Penulis: Dr Uhar Saputra
Dr Uhar Saputra
Oleh Dr Uhar Saputra
(Komunitas Aksi Cinta Indonesia/KACI Kab Kuningan)
Budaya,
kebudayaan suatu masyarakat, bangsa menjadi timbangan utama dalam melihat pendidikan
baik dalm tujuan, proses maupun hasilnya. Ketika kecenderungan
pendidikan makin mekanistik, pragmatis, maka refleksi akan makna serta alasan pendidikan
dilakukan menjadi relevan, untuk terus memasukkan spirit
dalam proses
pendidikan yang makin kehilangan ruh dan nilai makna budaya
di dalamnya.
Guru lebih
sibuk pada apa yang diajarkan dan bagaimana menyelesaikan materi
yang diajarkan tersebut, namun jarang atau sudah
terlupakan untuk bertanya mengapa saya mengajar ini, untuk apa mengajar ini, apa
relevansinya dengan budaya
bangsa, inilah poin penting untuk merevitalisasi budaya dalam pendidikan agar jalan
yang ditempuh dari mengajar ke mendidik terus
berkembang dinamis, dan bermuatan penguatan budaya manusia, sehingga pendidikan
akan membantu menyegarkan pandangan dan pelaksanaan pendidikan kita, sehingga tak
perlu lagi jalan lain yang asing, karena budaya dalam mendidik telah
terintegrasi dengan mengajar,
mengajar ya mendidik, dan mendidik ya mengajar, mengajar manusia berbudaya dan membudayakan
manusia.
1.
Makna Budaya
Nah... sekarang
apa itu BUDAYA? Secara umum budaya
atau kebudayaan berasal dari bahasa sanskerta yaitu "buddhayah", yang
merupakan bentuk jamak dari buddhi (budi atau akal) yang
bermakna sebagai hal-hal yang berkaitan dengan budi dan akal manusia, dalam bahasa
Inggris kebudayaan disebut culture yang berasal
dari kata latin colere yaitu mengolah atau mengerjakan, dapat diartikan juga sebagai
mengolah tanah atau bertani. Sementara itu Geertz dalam bukunya “Mojokuto; Dinamika
Sosial Sebuah Kota di Jawa”, mengatakan bahwa budaya adalah suatu sistem makna dan
simbol yang disusun dalam pengertian di mana
setiap orang mendefinisikan dunianya, menyatakan perasaannya dan memberikan penilaian-penilaiannya,
suatu pola makna yang ditransmisikan secara historis, diwujudkan dalam bentuk-bentuk
simbolik melalui sarana di mana orang-orang
mengkomunikasikan, mengabdikan, dan mengembangkan pengetahuan, karena kebudayaan
merupakan suatu sistem simbolik maka haruslah dibaca, diterjemahkan dan diinterpretasikan.
Menurut
Koentjaraningrat kebudayaan merupakan keseluruhan suatu sistem gagasan, tindakan,
serta hasil karya manusia dalam kehidupan. Kebudayan juga dijadikan milik diri tiap
manusia dengan belajar. Sementara itu menurut Ki Hajar Dewantara, kebudayaan
merupakan hasil perjuangan manusia oleh dua pengaruh yaitu keadaan zaman dan alam.

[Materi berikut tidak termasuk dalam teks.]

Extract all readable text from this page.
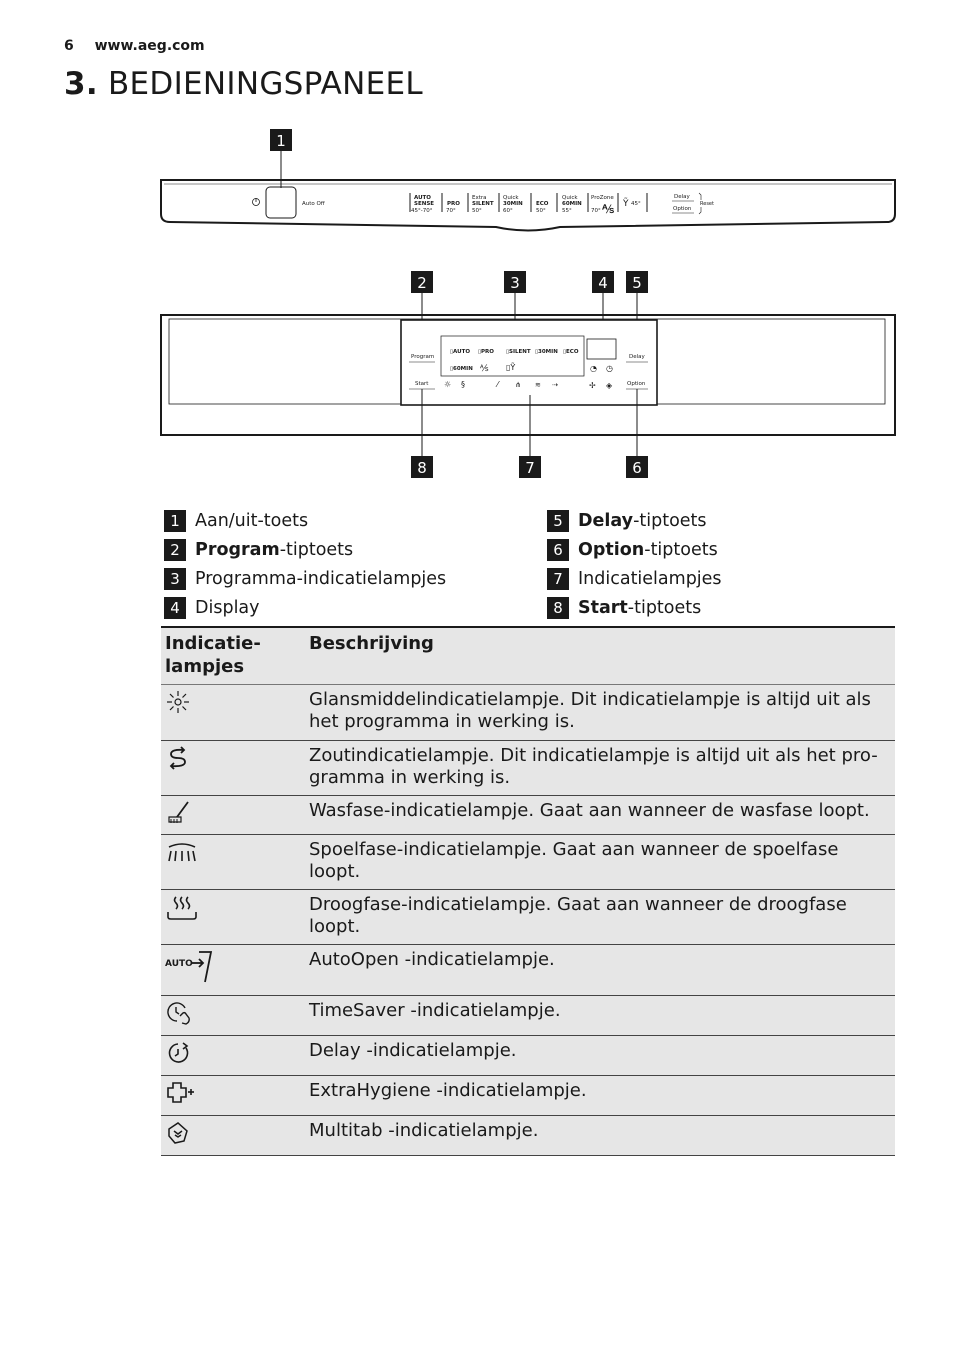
6 www.aeg.com
3. BEDIENINGSPANEEL
1
Auto Off
AUTO
SENSE
45°-70°
PRO
70°
Extra
SILENT
50°
Quick
30MIN
60°
ECO
50°
Quick
60MIN
55°
ProZone
70° ⅍ Ỹ 45°
Delay
Option
Reset
2	3	4 5
Program
Start
Delay
Option
▯AUTO ▯PRO ▯SILENT ▯30MIN ▯ECO
▯60MIN ⅍ ▯Ỹ	◔ ◷
☼ §	⁄ ⋔ ≋ ⇢	✢ ◈
8	7	6
1 Aan/uit-toets
2 Program -tiptoets
3 Programma-indicatielampjes
4 Display
5 Delay -tiptoets
6 Option -tiptoets
7 Indicatielampjes
8 Start -tiptoets
Indicatie-
lampjes	Beschrijving

	Glansmiddelindicatielampje. Dit indicatielampje is altijd uit als het programma in werking is.

	Zoutindicatielampje. Dit indicatielampje is altijd uit als het pro-gramma in werking is.

	Wasfase-indicatielampje. Gaat aan wanneer de wasfase loopt.

	Spoelfase-indicatielampje. Gaat aan wanneer de spoelfase loopt.

	Droogfase-indicatielampje. Gaat aan wanneer de droogfase loopt.

AUTO	AutoOpen -indicatielampje.

	TimeSaver -indicatielampje.

	Delay -indicatielampje.

	ExtraHygiene -indicatielampje.

	Multitab -indicatielampje.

Kebudyaan juga menjadi bukti kejayaan manusia untuk mencapai keselamatan dan kebahagiaan
yang lahirnya bersifat tertib dan damai. Menurut E.B Taylor, kebudayaan sebagai
komples yang berisi pengetahuan kepercayaan, kesenian, moral, hukum, dan adat istiadat.
Serta kemampuan yang didapatkan manusia sebagai anggota masyarakat, budaya merupakan
bagian yang tidak bisa terpisahkan dari suatu masyarakat. Menurut Linton budaya
adalah keseluruhan sikap dan pola perilaku serta pengetahuan. Hal tersebut merupakan
sebuah kebiasaan yang diwariskan dan dimiliki oleh suatu kelompok masyarakat tertentu.
2.
Unsur-unsur Kebudayaan
Lalu apa saja unsur unsur budaya itu? Koentjaraningrat
berpendapat bahwa unsur kebudayaan mempunyai tiga wujud, yaitu pertama sebagai suatu
IDE/GAGASAN, NILAI NILAI/NORMA, PERATURAN. Kedua sebagai
suatu AKTIVITAS KELAKUAN berpola dari manusia dalam sebuah komunitas masyarakat,
dan ketiga BENDA BENDA HASIL KARYA. Sementara Selo Soemardjan dan Soelaeman Soemardi
merumuskan kebudayaan sebagai semua hasil KARYA, RASA dan CIPTA masyarakat. Karya
masyarakat menghasilkan teknologi dan kebudayaan kebendaan atau kebudayaan jasmaniah
yang diperlukan oleh manusia untuk menguasai alam sekitarnya agar kekuatan serta
hasilnya dapat diabadikan untuk keperluan masyarakat. Memahami unsur-unsur yang
terdapat dalam kebudayaan penting untuk memahami kebudayaan manusia.
Kluckhon
mendasarkan pada temuan pada semua bangsa di dunia dari kebudayaan yang sederhana
hingga sistem kebudayaan yang kompleks berpandangan bahwa terdapat tujuh unsur kebudayaan
universal (cultural universal, Menurut Koentjaraningrat), di mana ketujuh unsur tersebut ada ditemukan di
dalam kebudayaan semua bangsa yaitu: 1) Sistem bahasa, 2) Sistem pengetahuan, 3)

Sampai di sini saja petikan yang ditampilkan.